Les registres d’exploitation montrent que les systèmes MBR connaissent 15 % d’arrêts imprévus en moins par an que les SBR, principalement parce que les alarmes d’intégrité des membranes signalent les problèmes avant que la qualité de l’effluent ne se dégrade.
Quand choisir le MBR ou le SBR : cadre de décision

Les règles suivantes peuvent être utilisées pour justifier le choix auprès des services financiers et des autorités réglementaires :
- Si la limite de rejet TP <1 mg/L ou TN <10 mg/L est obligatoire → MBR (ou MBR + traitement chimique).
- Si l’effluent doit être réutilisé pour le lavage dans l’usine, le refroidissement ou l’irrigation des espaces verts → MBR.
- Si la superficie disponible est inférieure à 35 m² par 100 m³/jour → une unité MBR conteneurisée convient.
- Si le budget CAPEX est plafonné et le débit stable → le SBR est souvent plus avantageux en VAN.
- Si la charge varie de plus de 2 fois en quelques heures → la rétention de la biomasse du MBR absorbe les chocs.

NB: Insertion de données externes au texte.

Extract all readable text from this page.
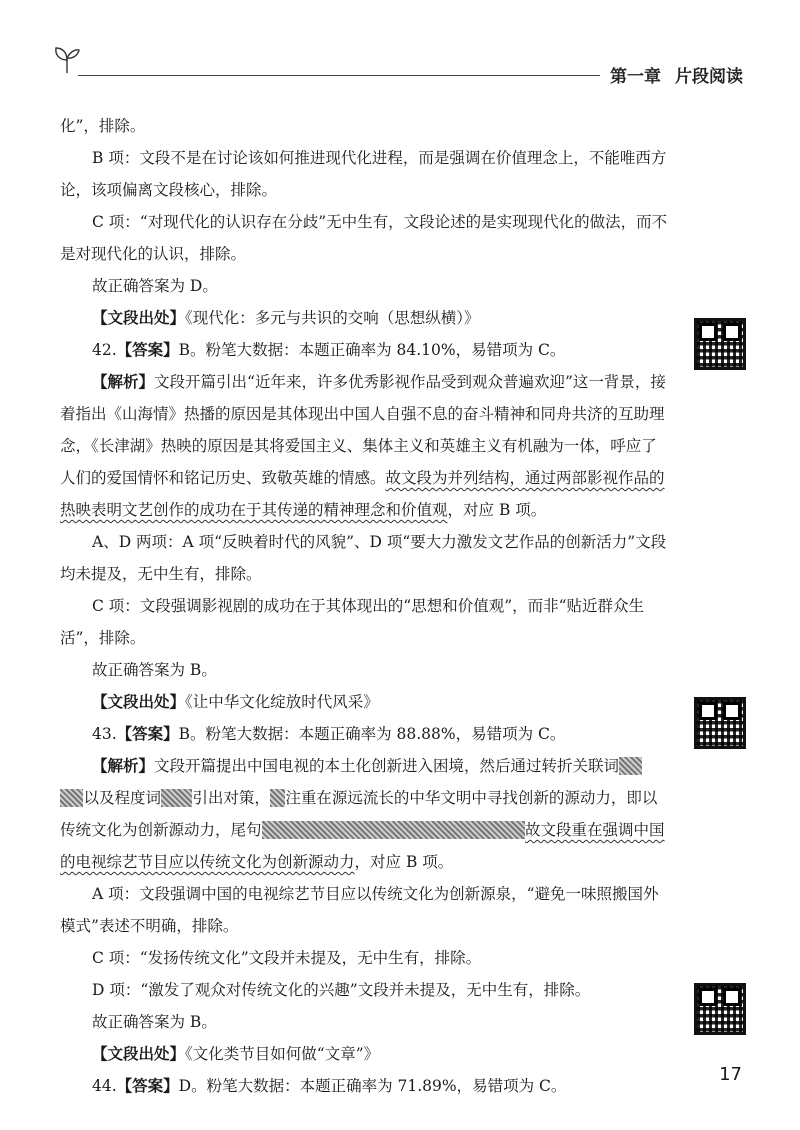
第一章 片段阅读

化”，排除。

B 项：文段不是在讨论该如何推进现代化进程，而是强调在价值理念上，不能唯西方论，该项偏离文段核心，排除。

C 项：“对现代化的认识存在分歧”无中生有，文段论述的是实现现代化的做法，而不是对现代化的认识，排除。

故正确答案为 D。

【文段出处】《现代化：多元与共识的交响（思想纵横）》

42.【答案】B。粉笔大数据：本题正确率为 84.10%，易错项为 C。

【解析】文段开篇引出“近年来，许多优秀影视作品受到观众普遍欢迎”这一背景，接着指出《山海情》热播的原因是其体现出中国人自强不息的奋斗精神和同舟共济的互助理念，《长津湖》热映的原因是其将爱国主义、集体主义和英雄主义有机融为一体，呼应了人们的爱国情怀和铭记历史、致敬英雄的情感。故文段为并列结构，通过两部影视作品的热映表明文艺创作的成功在于其传递的精神理念和价值观，对应 B 项。

A、D 两项：A 项“反映着时代的风貌”、D 项“要大力激发文艺作品的创新活力”文段均未提及，无中生有，排除。

C 项：文段强调影视剧的成功在于其体现出的“思想和价值观”，而非“贴近群众生活”，排除。

故正确答案为 B。

【文段出处】《让中华文化绽放时代风采》

43.【答案】B。粉笔大数据：本题正确率为 88.88%，易错项为 C。

【解析】文段开篇提出中国电视的本土化创新进入困境，然后通过转折关联词以及程度词 引出对策， 注重在源远流长的中华文明中寻找创新的源动力，即以传统文化为创新源动力，尾句	故文段重在强调中国的电视综艺节目应以传统文化为创新源动力，对应 B 项。

A 项：文段强调中国的电视综艺节目应以传统文化为创新源泉，“避免一味照搬国外模式”表述不明确，排除。

C 项：“发扬传统文化”文段并未提及，无中生有，排除。

D 项：“激发了观众对传统文化的兴趣”文段并未提及，无中生有，排除。

故正确答案为 B。

【文段出处】《文化类节目如何做“文章”》

44.【答案】D。粉笔大数据：本题正确率为 71.89%，易错项为 C。

17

| Application | Solution recommandée | Justification |
|---|---|---|
| Agroalimentaire, DBO 2 000 mg/L | MBR | Qualité compatible avec la réutilisation, gain d’espace |
| Collectivité, 2 000 m³/jour, terrain disponible | SBR | CAPEX inférieur de 25 %, énergie réduite de 30 % |
| Effluents de désulfuration des fumées d’une centrale électrique, métaux | MBR | Barrière constante contre les matières en suspension en amont de l’OI |
| Terrain de camping, charge saisonnière | SBR | Adapté aux périodes d’inactivité, aucun entretien des membranes |
Pour une comparaison côte à côte avec l’aération prolongée, consultez l’analyse des performances et du ROI du MBR par rapport à l’aération prolongée.
De nombreux ingénieurs établissent désormais un modèle de valeur actuelle nette sur 20 ans intégrant le coût du terrain, la taxe carbone et les crédits liés à la réutilisation de l’eau ; dans les villes où le foncier est cher, le MBR apparaît souvent comme l’option la plus économique à long terme.
Questions fréquemment posées
Le MBR est-il meilleur que le SBR pour le traitement des eaux usées industrielles ?
Le MBR est préférable lorsqu’une qualité élevée de l’effluent est requise ou lorsque l’eau doit être réutilisée ; le SBR convient à un rejet classique dans le réseau d’assainissement.
Le SBR peut-il atteindre la même qualité d’effluent que le MBR ?
Le SBR peut s’approcher de la qualité d’effluent du MBR avec une filtration complémentaire et une élimination chimique du phosphore, mais cette configuration est rarement mise en œuvre dans les petites stations.
Quelle est la durée de vie des membranes MBR ?
Les membranes en PVDF durent 5 à 7 ans lorsque le flux est maintenu à ≤20 L m⁻² h⁻¹ et que les protocoles de nettoyage sont respectés.
Le SBR nécessite-t-il plus d’opérateurs que le MBR ?
Pas s’il est automatisé ; les deux systèmes peuvent fonctionner sans surveillance pendant 12 à 24 h.
Combien coûte un système MBR par rapport à un SBR ?
Pour une station de 5 000 m³/jour, le CAPEX 2025 s’élève à 1,4–1,6 M USD pour un MBR, contre 1,0–1,2 M USD pour un SBR. Une ventilation complète figure dans le guide des coûts.